About Nehru Park
Nehru Park is an 80 acre green space in the Chanakyapuri Diplomatic Enclave of New Delhi, India, and is one of the much-needed green lungs in the midst of the Indian capital’s famously polluted streets.
History of Nehru Park
The park was established in 1969, and named for India’s first Prime Minister, Jawaharlal Nehru and has become one of Delhi’s leading green areas in the fifty years since its creation. It regularly hosts festivals, arts events, and mass yoga classes – get there early to spy them.

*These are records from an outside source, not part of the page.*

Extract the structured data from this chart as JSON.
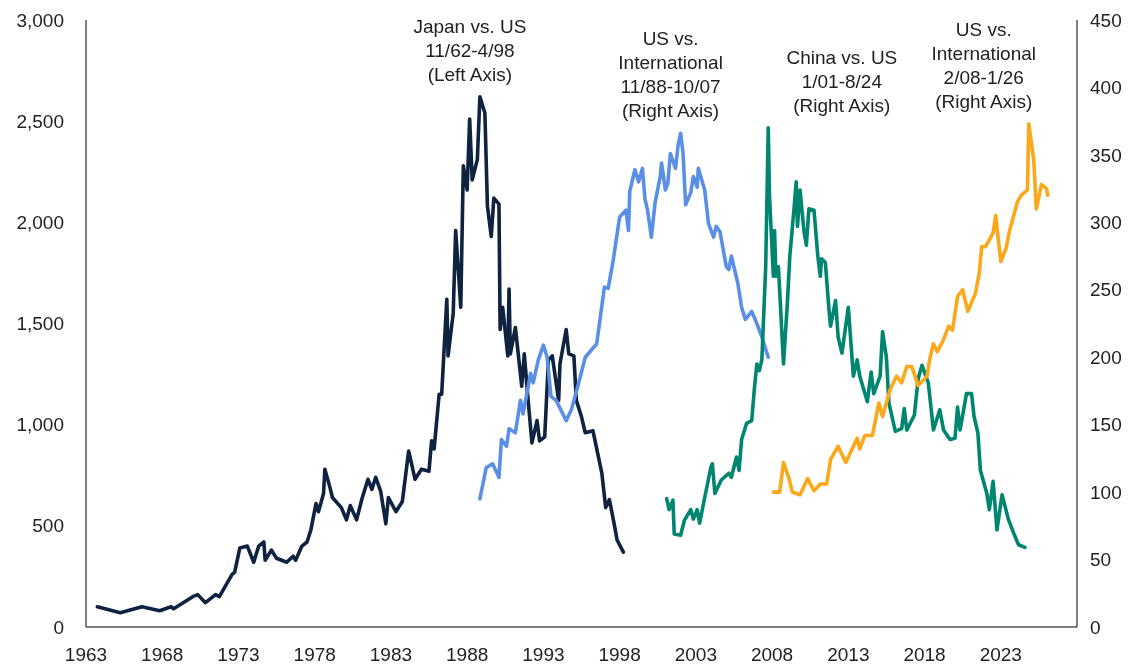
{
  "chart_data": {
    "type": "line",
    "xlim": [
      "1963",
      "2028-01"
    ],
    "xticks": [
      "1963",
      "1968",
      "1973",
      "1978",
      "1983",
      "1988",
      "1993",
      "1998",
      "2003",
      "2008",
      "2013",
      "2018",
      "2023"
    ],
    "ylim": [
      0,
      3000
    ],
    "yticks": [
      0,
      500,
      {
        "value": 1000,
        "label": "1,000"
      },
      {
        "value": 1500,
        "label": "1,500"
      },
      {
        "value": 2000,
        "label": "2,000"
      },
      {
        "value": 2500,
        "label": "2,500"
      },
      {
        "value": 3000,
        "label": "3,000"
      }
    ],
    "y2lim": [
      0,
      450
    ],
    "y2ticks": [
      0,
      50,
      100,
      150,
      200,
      250,
      300,
      350,
      400,
      450
    ],
    "grid": false,
    "legend": false,
    "line_style": "solid",
    "marker": "none",
    "series": [
      {
        "name": "Japan vs. US\n11/62-4/98\n(Left Axis)",
        "color": "#0f2240",
        "x": [
          "1963-10",
          "1965-04",
          "1966-09",
          "1967-11",
          "1968-08",
          "1968-10",
          "1970-01",
          "1970-05",
          "1970-11",
          "1971-07",
          "1971-10",
          "1972-08",
          "1972-10",
          "1973-02",
          "1973-08",
          "1974-01",
          "1974-05",
          "1974-09",
          "1974-10",
          "1975-03",
          "1975-07",
          "1976-03",
          "1976-08",
          "1976-10",
          "1977-03",
          "1977-07",
          "1977-10",
          "1978-02",
          "1978-04",
          "1978-08",
          "1978-09",
          "1979-01",
          "1979-03",
          "1979-10",
          "1980-02",
          "1980-05",
          "1980-10",
          "1981-02",
          "1981-07",
          "1981-10",
          "1982-01",
          "1982-05",
          "1982-09",
          "1982-11",
          "1983-05",
          "1983-10",
          "1984-03",
          "1984-08",
          "1985-01",
          "1985-07",
          "1985-09",
          "1985-11",
          "1986-03",
          "1986-05",
          "1986-09",
          "1986-10",
          "1987-02",
          "1987-04",
          "1987-08",
          "1987-10",
          "1988-01",
          "1988-03",
          "1988-05",
          "1988-09",
          "1988-11",
          "1989-03",
          "1989-05",
          "1989-08",
          "1989-10",
          "1990-02",
          "1990-03",
          "1990-05",
          "1990-09",
          "1990-10",
          "1990-11",
          "1991-03",
          "1991-08",
          "1991-10",
          "1992-01",
          "1992-04",
          "1992-08",
          "1992-10",
          "1993-02",
          "1993-05",
          "1993-08",
          "1994-01",
          "1994-02",
          "1994-07",
          "1994-09",
          "1995-01",
          "1995-03",
          "1995-07",
          "1995-10",
          "1996-04",
          "1996-11",
          "1997-02",
          "1997-05",
          "1997-09",
          "1997-11",
          "1998-04"
        ],
        "values": [
          100,
          70,
          100,
          80,
          100,
          90,
          150,
          160,
          120,
          160,
          150,
          260,
          270,
          390,
          400,
          320,
          400,
          420,
          330,
          380,
          340,
          320,
          350,
          330,
          400,
          420,
          480,
          610,
          570,
          660,
          780,
          690,
          640,
          590,
          530,
          600,
          530,
          630,
          730,
          680,
          740,
          670,
          510,
          640,
          570,
          620,
          870,
          730,
          780,
          770,
          920,
          880,
          1150,
          1150,
          1620,
          1340,
          1550,
          1960,
          1580,
          2280,
          2160,
          2510,
          2210,
          2310,
          2620,
          2540,
          2080,
          1930,
          2120,
          2090,
          1470,
          1580,
          1340,
          1670,
          1350,
          1480,
          1190,
          1350,
          1120,
          910,
          1020,
          920,
          940,
          1320,
          1340,
          1120,
          1300,
          1470,
          1350,
          1340,
          1120,
          1040,
          960,
          970,
          760,
          590,
          630,
          500,
          430,
          370
        ]
      },
      {
        "name": "US vs.\nInternational\n11/88-10/07\n(Right Axis)",
        "color": "#5b8fe6",
        "axis": "y2",
        "x": [
          "1988-11",
          "1989-04",
          "1989-09",
          "1990-02",
          "1990-04",
          "1990-08",
          "1990-10",
          "1991-03",
          "1991-07",
          "1991-09",
          "1992-03",
          "1992-05",
          "1992-09",
          "1993-01",
          "1993-04",
          "1993-07",
          "1993-11",
          "1994-07",
          "1994-11",
          "1995-04",
          "1995-10",
          "1996-07",
          "1997-01",
          "1997-04",
          "1997-08",
          "1998-01",
          "1998-06",
          "1998-08",
          "1998-09",
          "1999-01",
          "1999-04",
          "1999-07",
          "1999-09",
          "1999-11",
          "2000-02",
          "2000-05",
          "2000-09",
          "2000-10",
          "2001-01",
          "2001-03",
          "2001-05",
          "2001-09",
          "2001-11",
          "2002-01",
          "2002-03",
          "2002-05",
          "2002-09",
          "2002-11",
          "2003-02",
          "2003-03",
          "2003-08",
          "2003-11",
          "2004-03",
          "2004-05",
          "2004-08",
          "2005-01",
          "2005-03",
          "2005-05",
          "2005-10",
          "2006-01",
          "2006-04",
          "2006-09",
          "2007-01",
          "2007-05",
          "2007-10"
        ],
        "values": [
          95,
          118,
          121,
          111,
          139,
          134,
          147,
          144,
          168,
          158,
          188,
          181,
          198,
          209,
          200,
          171,
          168,
          153,
          161,
          178,
          200,
          210,
          252,
          251,
          272,
          304,
          309,
          294,
          323,
          339,
          330,
          340,
          317,
          309,
          289,
          315,
          334,
          344,
          324,
          329,
          351,
          340,
          357,
          366,
          351,
          313,
          322,
          334,
          326,
          340,
          324,
          299,
          289,
          297,
          293,
          267,
          265,
          275,
          255,
          237,
          228,
          234,
          225,
          215,
          200
        ]
      },
      {
        "name": "China vs. US\n1/01-8/24\n(Right Axis)",
        "color": "#008670",
        "axis": "y2",
        "x": [
          "2001-02",
          "2001-04",
          "2001-07",
          "2001-08",
          "2002-01",
          "2002-04",
          "2002-09",
          "2002-11",
          "2003-02",
          "2003-04",
          "2003-08",
          "2004-01",
          "2004-02",
          "2004-04",
          "2004-09",
          "2005-03",
          "2005-05",
          "2005-09",
          "2005-11",
          "2006-01",
          "2006-05",
          "2006-09",
          "2006-11",
          "2007-01",
          "2007-03",
          "2007-05",
          "2007-08",
          "2007-09",
          "2007-10",
          "2007-11",
          "2008-02",
          "2008-03",
          "2008-04",
          "2008-06",
          "2008-10",
          "2009-01",
          "2009-03",
          "2009-06",
          "2009-08",
          "2009-09",
          "2009-11",
          "2010-02",
          "2010-04",
          "2010-06",
          "2010-10",
          "2011-01",
          "2011-03",
          "2011-04",
          "2011-07",
          "2011-10",
          "2011-11",
          "2012-03",
          "2012-05",
          "2012-08",
          "2013-01",
          "2013-05",
          "2013-08",
          "2013-10",
          "2014-04",
          "2014-07",
          "2014-09",
          "2015-02",
          "2015-04",
          "2015-07",
          "2015-09",
          "2016-02",
          "2016-07",
          "2016-09",
          "2016-11",
          "2017-05",
          "2017-08",
          "2017-11",
          "2018-04",
          "2018-08",
          "2019-01",
          "2019-04",
          "2019-09",
          "2020-01",
          "2020-03",
          "2020-05",
          "2020-10",
          "2021-02",
          "2021-04",
          "2021-07",
          "2021-09",
          "2022-02",
          "2022-04",
          "2022-07",
          "2022-10",
          "2023-02",
          "2023-07",
          "2023-11",
          "2024-03",
          "2024-08"
        ],
        "values": [
          95,
          87,
          94,
          69,
          68,
          79,
          87,
          80,
          87,
          77,
          96,
          119,
          121,
          99,
          109,
          114,
          111,
          126,
          116,
          139,
          151,
          153,
          176,
          195,
          190,
          198,
          267,
          319,
          370,
          319,
          260,
          294,
          260,
          267,
          195,
          240,
          275,
          307,
          330,
          297,
          324,
          294,
          283,
          310,
          309,
          275,
          260,
          273,
          270,
          233,
          223,
          242,
          215,
          203,
          237,
          186,
          198,
          186,
          167,
          189,
          173,
          186,
          219,
          200,
          166,
          145,
          147,
          162,
          146,
          157,
          184,
          194,
          181,
          146,
          161,
          146,
          139,
          140,
          163,
          146,
          173,
          173,
          156,
          144,
          116,
          99,
          87,
          108,
          72,
          98,
          80,
          70,
          61,
          59
        ]
      },
      {
        "name": "US vs.\nInternational\n2/08-1/26\n(Right Axis)",
        "color": "#fba81b",
        "axis": "y2",
        "x": [
          "2008-02",
          "2008-07",
          "2008-10",
          "2009-02",
          "2009-05",
          "2009-11",
          "2010-05",
          "2010-10",
          "2011-03",
          "2011-08",
          "2011-11",
          "2012-05",
          "2012-11",
          "2013-08",
          "2013-10",
          "2014-02",
          "2014-08",
          "2015-01",
          "2015-04",
          "2015-10",
          "2016-03",
          "2016-07",
          "2016-11",
          "2017-03",
          "2017-08",
          "2018-03",
          "2018-05",
          "2018-08",
          "2018-11",
          "2019-04",
          "2019-08",
          "2019-11",
          "2020-03",
          "2020-07",
          "2020-11",
          "2021-05",
          "2021-08",
          "2021-10",
          "2022-01",
          "2022-07",
          "2022-09",
          "2023-01",
          "2023-05",
          "2023-08",
          "2024-02",
          "2024-05",
          "2024-10",
          "2024-11",
          "2025-03",
          "2025-05",
          "2025-09",
          "2026-01",
          "2026-02"
        ],
        "values": [
          100,
          100,
          122,
          111,
          100,
          98,
          110,
          101,
          106,
          106,
          124,
          134,
          122,
          140,
          132,
          142,
          142,
          166,
          156,
          176,
          186,
          181,
          193,
          193,
          179,
          186,
          198,
          210,
          204,
          213,
          223,
          220,
          245,
          250,
          234,
          247,
          262,
          282,
          282,
          292,
          305,
          271,
          280,
          294,
          315,
          320,
          324,
          373,
          346,
          310,
          328,
          325,
          320
        ]
      }
    ]
  }
}
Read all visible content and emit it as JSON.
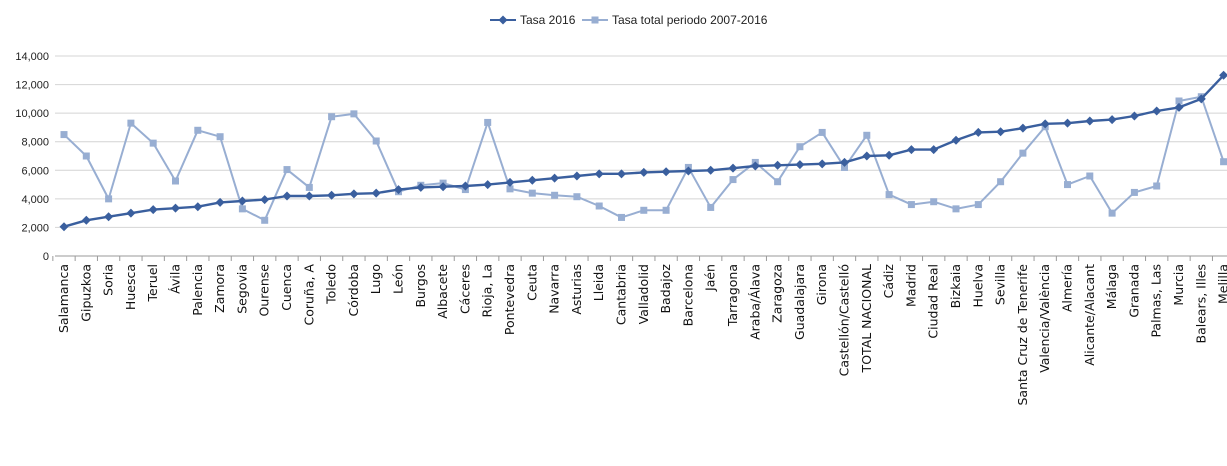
{
  "chart_data": {
    "type": "line",
    "title": "",
    "xlabel": "",
    "ylabel": "",
    "ylim": [
      0,
      14000
    ],
    "y_ticks": [
      "0",
      "2,000",
      "4,000",
      "6,000",
      "8,000",
      "10,000",
      "12,000",
      "14,000"
    ],
    "grid": true,
    "legend_position": "top-center",
    "categories": [
      "Salamanca",
      "Gipuzkoa",
      "Soria",
      "Huesca",
      "Teruel",
      "Ávila",
      "Palencia",
      "Zamora",
      "Segovia",
      "Ourense",
      "Cuenca",
      "Coruña, A",
      "Toledo",
      "Córdoba",
      "Lugo",
      "León",
      "Burgos",
      "Albacete",
      "Cáceres",
      "Rioja, La",
      "Pontevedra",
      "Ceuta",
      "Navarra",
      "Asturias",
      "Lleida",
      "Cantabria",
      "Valladolid",
      "Badajoz",
      "Barcelona",
      "Jaén",
      "Tarragona",
      "Araba/Álava",
      "Zaragoza",
      "Guadalajara",
      "Girona",
      "Castellón/Castelló",
      "TOTAL NACIONAL",
      "Cádiz",
      "Madrid",
      "Ciudad Real",
      "Bizkaia",
      "Huelva",
      "Sevilla",
      "Santa Cruz de Tenerife",
      "Valencia/València",
      "Almería",
      "Alicante/Alacant",
      "Málaga",
      "Granada",
      "Palmas, Las",
      "Murcia",
      "Balears, Illes",
      "Melilla"
    ],
    "series": [
      {
        "name": "Tasa 2016",
        "color": "#3a5f9e",
        "marker": "diamond",
        "values": [
          2050,
          2500,
          2750,
          3000,
          3250,
          3350,
          3450,
          3750,
          3850,
          3950,
          4200,
          4200,
          4250,
          4350,
          4400,
          4650,
          4800,
          4850,
          4900,
          5000,
          5150,
          5300,
          5450,
          5600,
          5750,
          5750,
          5850,
          5900,
          5950,
          6000,
          6150,
          6300,
          6350,
          6400,
          6450,
          6550,
          7000,
          7050,
          7450,
          7450,
          8100,
          8650,
          8700,
          8950,
          9250,
          9300,
          9450,
          9550,
          9800,
          10150,
          10400,
          11000,
          12650
        ]
      },
      {
        "name": "Tasa total periodo 2007-2016",
        "color": "#98aed2",
        "marker": "square",
        "values": [
          8500,
          7000,
          4000,
          9300,
          7900,
          5250,
          8800,
          8350,
          3300,
          2500,
          6050,
          4800,
          9750,
          9950,
          8050,
          4500,
          4950,
          5100,
          4650,
          9350,
          4700,
          4400,
          4250,
          4150,
          3500,
          2700,
          3200,
          3200,
          6200,
          3400,
          5350,
          6550,
          5200,
          7650,
          8650,
          6200,
          8450,
          4300,
          3600,
          3800,
          3300,
          3600,
          5200,
          7200,
          9050,
          5000,
          5600,
          3000,
          4450,
          4900,
          10850,
          11150,
          6600
        ]
      }
    ]
  }
}
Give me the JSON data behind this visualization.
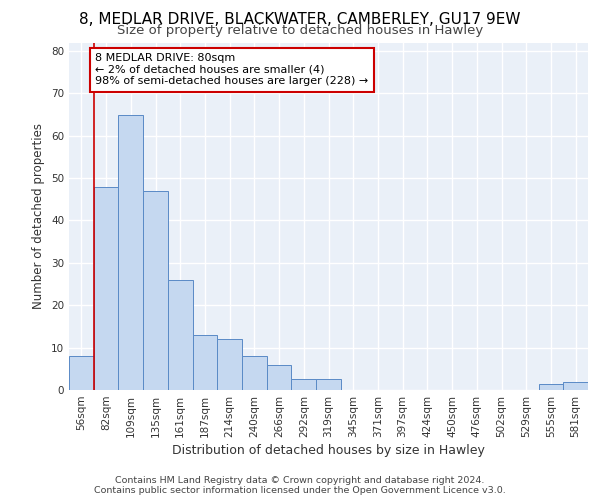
{
  "title1": "8, MEDLAR DRIVE, BLACKWATER, CAMBERLEY, GU17 9EW",
  "title2": "Size of property relative to detached houses in Hawley",
  "xlabel": "Distribution of detached houses by size in Hawley",
  "ylabel": "Number of detached properties",
  "bin_labels": [
    "56sqm",
    "82sqm",
    "109sqm",
    "135sqm",
    "161sqm",
    "187sqm",
    "214sqm",
    "240sqm",
    "266sqm",
    "292sqm",
    "319sqm",
    "345sqm",
    "371sqm",
    "397sqm",
    "424sqm",
    "450sqm",
    "476sqm",
    "502sqm",
    "529sqm",
    "555sqm",
    "581sqm"
  ],
  "bar_values": [
    8,
    48,
    65,
    47,
    26,
    13,
    12,
    8,
    6,
    2.5,
    2.5,
    0,
    0,
    0,
    0,
    0,
    0,
    0,
    0,
    1.5,
    2
  ],
  "bar_color": "#c5d8f0",
  "bar_edge_color": "#5a8ac6",
  "annotation_text": "8 MEDLAR DRIVE: 80sqm\n← 2% of detached houses are smaller (4)\n98% of semi-detached houses are larger (228) →",
  "annotation_box_color": "#ffffff",
  "annotation_box_edge": "#cc0000",
  "vline_x": 0.5,
  "vline_color": "#cc0000",
  "ylim": [
    0,
    82
  ],
  "yticks": [
    0,
    10,
    20,
    30,
    40,
    50,
    60,
    70,
    80
  ],
  "footer1": "Contains HM Land Registry data © Crown copyright and database right 2024.",
  "footer2": "Contains public sector information licensed under the Open Government Licence v3.0.",
  "bg_color": "#eaf0f8",
  "grid_color": "#ffffff",
  "title1_fontsize": 11,
  "title2_fontsize": 9.5,
  "axis_label_fontsize": 8.5,
  "tick_fontsize": 7.5,
  "annotation_fontsize": 8,
  "footer_fontsize": 6.8
}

Look out for the perhaps surprising life-size statue of Vladimir Lenin, which was unveiled on the 70th anniversary of Russia’s 1917 October Revolution by the Soviet Premier and the then Prime Minister for India. It remains a focal point for the Communist Party of India, who visit on Lenin’s birthday every year to commemorate the man himself. For context: India had sympathies with the Soviets in the Cold War, hence the background to this statue.
Nehru Park today
The green expanse of the park is popular with joggers and families at weekends, and its manicured lawns are a lovely place to while away the afternoon if the suffocating heat of the Indian summer gets too much. There’s a café inside and an ancient Shiv temple for those who need a culture fix.
Getting to Nehru Park
The park is not desperately close to any Metro stops – the Pink and Yellow lines both have stations several kilometres away, whilst the mainline railway station Sarojini Nagar is about a 20 minute walk away. Your best bet is to hop in a taxi or tuk-tuk, which are easily found across Delhi.